帐帘一掀开,一个满身灰尘,脸上尽是疲惫之色的高大汉子进入大帐,身体虽然无比疲惫,步伐却不混乱,散发出一股彪悍、勇猛的气势。
“拜达尔参加断事官!”汉子恭敬行礼。
锡达盯着来人仔细一看,又听着来人自报姓名,想起来了眼前男子是谁,那个宣誓效忠赫离的仆人、骨啜纳口中的救命恩人、发现土讫水铁矿的常备军百骑长。锡达虚抬手掌,和气笑道:“赶紧起来,你可是我们柔黎部的功臣啊,你的功绩可是被首领记在心中的……这次又给我们带来什么好消息?”

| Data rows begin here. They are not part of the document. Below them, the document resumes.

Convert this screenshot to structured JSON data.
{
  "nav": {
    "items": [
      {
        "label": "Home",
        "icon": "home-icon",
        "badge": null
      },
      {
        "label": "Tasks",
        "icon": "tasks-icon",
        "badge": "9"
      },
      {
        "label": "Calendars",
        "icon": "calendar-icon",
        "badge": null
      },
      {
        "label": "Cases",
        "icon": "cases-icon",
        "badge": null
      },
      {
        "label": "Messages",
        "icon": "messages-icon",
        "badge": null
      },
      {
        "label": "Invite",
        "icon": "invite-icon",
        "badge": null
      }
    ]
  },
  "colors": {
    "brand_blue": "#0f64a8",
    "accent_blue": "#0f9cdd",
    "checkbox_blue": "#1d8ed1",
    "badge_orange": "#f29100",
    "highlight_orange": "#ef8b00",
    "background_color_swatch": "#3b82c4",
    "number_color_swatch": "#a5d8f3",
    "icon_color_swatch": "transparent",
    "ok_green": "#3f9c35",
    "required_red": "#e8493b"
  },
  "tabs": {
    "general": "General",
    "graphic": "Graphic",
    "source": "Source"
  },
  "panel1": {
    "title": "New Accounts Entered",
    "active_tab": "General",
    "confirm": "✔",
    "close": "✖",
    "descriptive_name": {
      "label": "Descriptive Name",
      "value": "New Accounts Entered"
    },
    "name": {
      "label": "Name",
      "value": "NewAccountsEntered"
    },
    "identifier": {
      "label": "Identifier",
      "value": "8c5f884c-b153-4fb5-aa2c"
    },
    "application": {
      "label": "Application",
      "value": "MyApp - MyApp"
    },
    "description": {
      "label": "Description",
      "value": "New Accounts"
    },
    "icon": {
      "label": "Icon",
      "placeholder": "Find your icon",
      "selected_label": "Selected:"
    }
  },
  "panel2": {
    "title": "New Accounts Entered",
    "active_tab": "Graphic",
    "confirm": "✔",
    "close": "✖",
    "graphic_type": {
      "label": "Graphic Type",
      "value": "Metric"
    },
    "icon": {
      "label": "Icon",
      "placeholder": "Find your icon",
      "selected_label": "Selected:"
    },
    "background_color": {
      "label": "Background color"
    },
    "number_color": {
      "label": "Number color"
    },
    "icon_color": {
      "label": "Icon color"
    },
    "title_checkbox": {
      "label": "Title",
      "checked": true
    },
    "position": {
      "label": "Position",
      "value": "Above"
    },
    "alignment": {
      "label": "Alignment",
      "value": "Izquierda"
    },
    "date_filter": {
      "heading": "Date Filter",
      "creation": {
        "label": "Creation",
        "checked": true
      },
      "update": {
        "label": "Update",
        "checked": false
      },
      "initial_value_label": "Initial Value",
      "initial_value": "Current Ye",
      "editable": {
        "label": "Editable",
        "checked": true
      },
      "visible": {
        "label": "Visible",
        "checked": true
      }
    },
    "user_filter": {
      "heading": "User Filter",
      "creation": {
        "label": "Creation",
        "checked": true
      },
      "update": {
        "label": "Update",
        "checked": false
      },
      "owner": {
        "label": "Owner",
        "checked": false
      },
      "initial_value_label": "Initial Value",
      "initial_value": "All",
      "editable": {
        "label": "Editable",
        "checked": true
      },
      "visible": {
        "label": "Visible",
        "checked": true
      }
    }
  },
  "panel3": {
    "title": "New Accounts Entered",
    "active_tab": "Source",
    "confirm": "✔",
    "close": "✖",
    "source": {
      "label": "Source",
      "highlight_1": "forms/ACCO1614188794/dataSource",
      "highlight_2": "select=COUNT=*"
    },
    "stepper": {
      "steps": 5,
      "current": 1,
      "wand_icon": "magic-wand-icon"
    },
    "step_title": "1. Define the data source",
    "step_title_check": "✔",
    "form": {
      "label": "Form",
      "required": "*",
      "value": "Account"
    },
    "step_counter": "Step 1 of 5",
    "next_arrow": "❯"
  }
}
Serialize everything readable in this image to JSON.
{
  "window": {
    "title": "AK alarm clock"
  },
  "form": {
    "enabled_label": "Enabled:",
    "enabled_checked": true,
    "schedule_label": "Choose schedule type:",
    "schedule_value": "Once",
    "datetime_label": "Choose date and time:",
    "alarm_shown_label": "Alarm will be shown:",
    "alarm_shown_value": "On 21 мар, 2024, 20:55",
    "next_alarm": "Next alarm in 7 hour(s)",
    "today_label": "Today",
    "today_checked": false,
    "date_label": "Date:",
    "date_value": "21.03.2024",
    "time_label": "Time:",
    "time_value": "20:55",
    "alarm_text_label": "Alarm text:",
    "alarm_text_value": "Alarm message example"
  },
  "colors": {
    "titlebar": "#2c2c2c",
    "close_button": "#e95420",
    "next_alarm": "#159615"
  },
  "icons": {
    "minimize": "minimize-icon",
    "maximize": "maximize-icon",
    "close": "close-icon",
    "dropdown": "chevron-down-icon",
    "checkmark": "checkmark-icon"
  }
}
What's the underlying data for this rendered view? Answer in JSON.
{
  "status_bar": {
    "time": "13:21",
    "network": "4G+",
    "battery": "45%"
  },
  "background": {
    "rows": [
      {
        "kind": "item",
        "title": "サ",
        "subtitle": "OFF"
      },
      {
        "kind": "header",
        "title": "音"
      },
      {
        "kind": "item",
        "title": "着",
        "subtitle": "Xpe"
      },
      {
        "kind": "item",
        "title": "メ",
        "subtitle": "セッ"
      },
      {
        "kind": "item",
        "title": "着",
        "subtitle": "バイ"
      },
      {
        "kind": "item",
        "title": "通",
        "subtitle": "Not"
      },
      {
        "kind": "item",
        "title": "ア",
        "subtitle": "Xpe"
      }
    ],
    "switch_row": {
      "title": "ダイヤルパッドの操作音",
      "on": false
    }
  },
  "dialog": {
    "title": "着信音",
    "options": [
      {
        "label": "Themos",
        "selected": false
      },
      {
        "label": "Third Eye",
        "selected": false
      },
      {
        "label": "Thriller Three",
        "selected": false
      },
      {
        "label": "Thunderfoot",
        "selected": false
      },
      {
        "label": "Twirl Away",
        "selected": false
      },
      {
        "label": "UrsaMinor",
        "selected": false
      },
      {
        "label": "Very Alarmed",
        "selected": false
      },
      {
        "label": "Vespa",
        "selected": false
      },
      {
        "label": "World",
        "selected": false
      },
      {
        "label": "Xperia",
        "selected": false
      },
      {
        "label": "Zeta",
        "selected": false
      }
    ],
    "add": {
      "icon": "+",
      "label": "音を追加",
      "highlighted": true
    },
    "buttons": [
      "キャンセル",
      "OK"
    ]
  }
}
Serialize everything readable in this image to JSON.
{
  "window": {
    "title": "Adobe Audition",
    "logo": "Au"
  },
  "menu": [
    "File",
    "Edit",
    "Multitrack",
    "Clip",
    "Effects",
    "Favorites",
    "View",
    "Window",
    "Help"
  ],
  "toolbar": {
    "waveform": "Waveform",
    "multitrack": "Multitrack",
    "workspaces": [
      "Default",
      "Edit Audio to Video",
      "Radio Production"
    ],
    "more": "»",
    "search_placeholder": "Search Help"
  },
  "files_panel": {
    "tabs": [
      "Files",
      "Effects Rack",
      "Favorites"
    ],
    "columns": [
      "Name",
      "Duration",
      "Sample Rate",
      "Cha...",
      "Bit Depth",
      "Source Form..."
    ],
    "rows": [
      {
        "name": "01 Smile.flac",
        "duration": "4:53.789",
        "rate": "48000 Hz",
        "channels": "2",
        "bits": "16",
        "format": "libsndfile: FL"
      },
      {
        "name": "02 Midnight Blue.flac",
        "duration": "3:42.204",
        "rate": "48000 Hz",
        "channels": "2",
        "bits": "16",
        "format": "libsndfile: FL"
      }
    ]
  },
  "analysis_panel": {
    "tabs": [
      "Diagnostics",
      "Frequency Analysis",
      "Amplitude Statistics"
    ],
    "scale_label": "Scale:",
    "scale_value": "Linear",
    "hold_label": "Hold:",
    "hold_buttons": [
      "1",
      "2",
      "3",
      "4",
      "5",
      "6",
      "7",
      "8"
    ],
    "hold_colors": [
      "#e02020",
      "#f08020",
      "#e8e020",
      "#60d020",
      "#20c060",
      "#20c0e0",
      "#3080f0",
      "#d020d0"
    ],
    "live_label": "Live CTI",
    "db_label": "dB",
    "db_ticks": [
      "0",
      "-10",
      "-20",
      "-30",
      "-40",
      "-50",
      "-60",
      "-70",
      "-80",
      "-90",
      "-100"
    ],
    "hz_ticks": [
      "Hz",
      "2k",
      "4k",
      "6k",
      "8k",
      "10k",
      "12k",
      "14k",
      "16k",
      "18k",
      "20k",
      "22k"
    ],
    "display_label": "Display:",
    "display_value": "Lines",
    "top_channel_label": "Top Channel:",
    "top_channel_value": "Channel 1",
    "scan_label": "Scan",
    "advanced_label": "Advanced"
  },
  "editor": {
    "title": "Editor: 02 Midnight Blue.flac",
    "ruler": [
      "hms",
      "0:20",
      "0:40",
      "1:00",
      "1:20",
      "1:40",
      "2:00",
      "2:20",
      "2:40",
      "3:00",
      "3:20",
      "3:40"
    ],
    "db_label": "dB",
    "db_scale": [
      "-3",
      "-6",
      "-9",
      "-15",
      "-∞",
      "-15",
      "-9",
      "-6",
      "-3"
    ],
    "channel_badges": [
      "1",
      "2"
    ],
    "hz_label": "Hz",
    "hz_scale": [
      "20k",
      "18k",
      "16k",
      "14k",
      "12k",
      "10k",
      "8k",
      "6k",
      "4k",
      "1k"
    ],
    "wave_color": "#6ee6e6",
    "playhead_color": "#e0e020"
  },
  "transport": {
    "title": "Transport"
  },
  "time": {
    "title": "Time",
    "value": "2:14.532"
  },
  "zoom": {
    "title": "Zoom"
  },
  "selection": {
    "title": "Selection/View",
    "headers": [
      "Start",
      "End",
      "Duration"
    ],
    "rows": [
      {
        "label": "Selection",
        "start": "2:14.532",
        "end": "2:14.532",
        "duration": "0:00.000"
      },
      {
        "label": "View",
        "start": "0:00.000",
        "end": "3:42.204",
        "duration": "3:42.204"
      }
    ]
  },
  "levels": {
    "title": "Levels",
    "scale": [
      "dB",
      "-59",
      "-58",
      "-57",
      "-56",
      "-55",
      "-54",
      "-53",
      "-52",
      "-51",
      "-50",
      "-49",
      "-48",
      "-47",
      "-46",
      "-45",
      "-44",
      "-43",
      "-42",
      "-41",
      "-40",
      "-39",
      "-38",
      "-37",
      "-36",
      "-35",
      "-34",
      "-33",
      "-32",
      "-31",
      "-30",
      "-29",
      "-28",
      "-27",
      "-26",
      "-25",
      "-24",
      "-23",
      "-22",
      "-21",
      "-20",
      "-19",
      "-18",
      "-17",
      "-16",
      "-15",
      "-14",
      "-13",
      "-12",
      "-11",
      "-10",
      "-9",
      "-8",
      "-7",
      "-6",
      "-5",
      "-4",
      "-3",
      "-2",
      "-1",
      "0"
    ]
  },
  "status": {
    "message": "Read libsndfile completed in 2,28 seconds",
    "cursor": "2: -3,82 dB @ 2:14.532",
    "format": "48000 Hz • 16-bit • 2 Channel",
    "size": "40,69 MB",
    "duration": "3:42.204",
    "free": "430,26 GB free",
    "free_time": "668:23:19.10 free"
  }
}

锡达猜测应该是和刚才那个十骑长差不多,或者是和之前拉姆可千骑剿灭马贼差不多,需要人手前去押送物资、看管俘虏和奴隶,最后那句只是随意提了一句罢了。谁知道接下来的话语却是让他大吃一惊。
“断事官大人,六天前,我们攻破了黑马镇,缴获的战利品可谓是堆积如山,数都数不过来,好多好多……别的不说,马贼、奴隶人口加起来绝对超过了万人,我们根本就不知道怎么把他们带回来啊,人吃马嚼的,那也是一笔不小的数字啊!若是处置不当,说不定会引发什么动乱,令我所以赶紧回土讫水禀报首领,让首领给出一个处置方案。幸好您在这,您给拿个主意,否则几个千骑长都不知道怎么办呢?”
帐内响起了一片倒吸凉气的声音,所有人的目光纷纷盯着拜达尔,仿佛能够从他脸上看出一朵花来,发现拜达尔脸上疲惫之色带有彪悍、杀伐之气,比之当年怛奚部的宫帐军都不逊色,真乃一个勇猛的草原汉子!
“好好好,多米、库尼亚斯、拉姆可可是为我们柔黎部取得了一场大胜了,上万人的俘虏,等待明年开春之后,柔黎部该是一番怎样的强盛景象啊!”锡达眼中的惊骇之色一闪而过,大声夸赞多米等人的功绩。
察乌卡可就坐不住了,急急离座,三步并两步走到拜达尔身前,发挥着优秀后勤官的角色,开口直问:“缴获的物资有多少,珠宝、金银铜币能不能堆满这个大帐,牲畜怕是有好几万头啊……”
离着帐门比较近的几个喀布朵贵人张大了嘴巴,若刚才听到十骑长的汇报只是震惊,现在则是震撼了,喃喃道:“俘虏上万人,比喀布朵部上上下下加起来的人都要多啊,长生天啊……”
听到前往北方剿匪的柔黎铁骑取得如此辉煌的战力,合木豁眼中闪过震惊之色,随即又黯淡下来,似乎显得有些失魂落魄的模样。
带领喀布朵部十几年来在望南岭周围的山岭、草场喘息生存的阿苏冈族长将自家儿子脸上的情绪变化看在眼里,那位称得上草原真英雄的赫离首领已经让合木豁有些许自卑了,心里受到一丝打击,可赫离首领毕竟是奉倏大人的血脉安答之子,流淌着尊贵的奇雅孛圪氏血脉,如此英明、睿智、勇猛是有理由。
可是柔黎部的儿郎竟然都如此强悍,特别是那个曾经对忽思里叔叔、自己有些无礼的兀格,据说他不仅是赫离首领的安答,也是统率数百柔黎宫帐军的将领,还取得一场如此辉煌的战绩,显得过去的喀布朵部、合木豁有些无能了。
“雏鹰要经过风雨的打击才能翱翔天空,幼狼要跑出山林才能长出尖利的牙齿,合木豁,或许这对你来说是个好事!”阿苏冈心中暗想。